Background: Most reports on phenylketonuria (PKU) screening focused solely on the result of the initial investigation of the neonatal screening sample. The aim of this study was to evaluate an enzymatic phenylalanine (Phe) determination in the whole context spanning from the initial investigation over the recall period, up to the confirmation or exclusion of the disease. Methods: Phe of dried blood spot specimens was analysed colorimetrically in a microtitre-plate assay based on the l-phenylalanine dehydrogenase reaction coupled with an intermediate electron acceptor system. This assay was evaluated for analytical variables and for neonatal PKU screening in a total number of 423,773 neonates during a 6-year period. Results: Method validation with respect to linearity, precision (within-run CVs 3.4–4.2%, between-run CVs 6.2–10.4%), and accuracy fulfilled all requirements for a screening method. Mean Phe (±SD) of 130,000 healthy neonates was 84 (±22) μmol/l with a cut-off point (mean+3 SD) of 150 μmol/l. From 423,773 neonates, hyperphenylalaninemia was confirmed in 155 cases and further differentiated into PKU (41 cases, 27%), BH 4 deficiency (3, 2%), non-PKU HPA (67, 43%), transient neonatal HPA (28, 18%), and secondary HPA (16, 10%).

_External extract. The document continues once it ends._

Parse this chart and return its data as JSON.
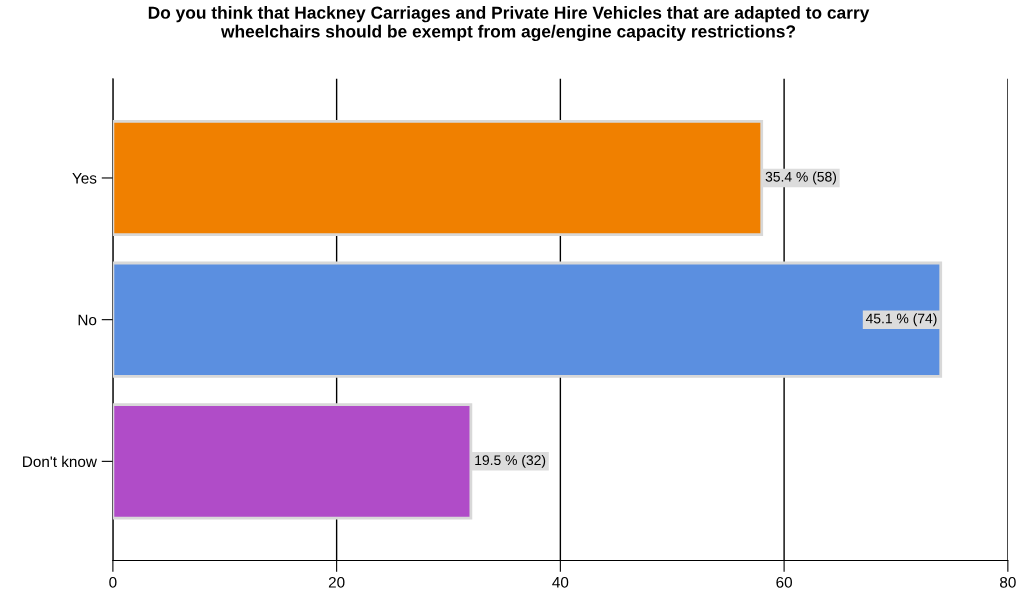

The number of false-positives (recall-rate) was 0.23%, and no false-negatives were noted. Conclusions: Detailed studies over a period of 6 years including more than 400,000 neonates clearly show that the enzymatic assay is a reliable and sensitive method for neonatal screening of PKU. The proven prevalence of non-PKU HPA in the German population disclosed by the assay was twice as high as compared to the “Guthrie test” used previously. The growing use and application of tandem mass spectrometry in neonatal screening will not derogate the usefulness of the enzymatic assay in PKU screening in the foreseeable future. Careful analysis of our screening results and monitoring of all pathological samples resulted in an evidence-based flow chart for a rational PKU screening.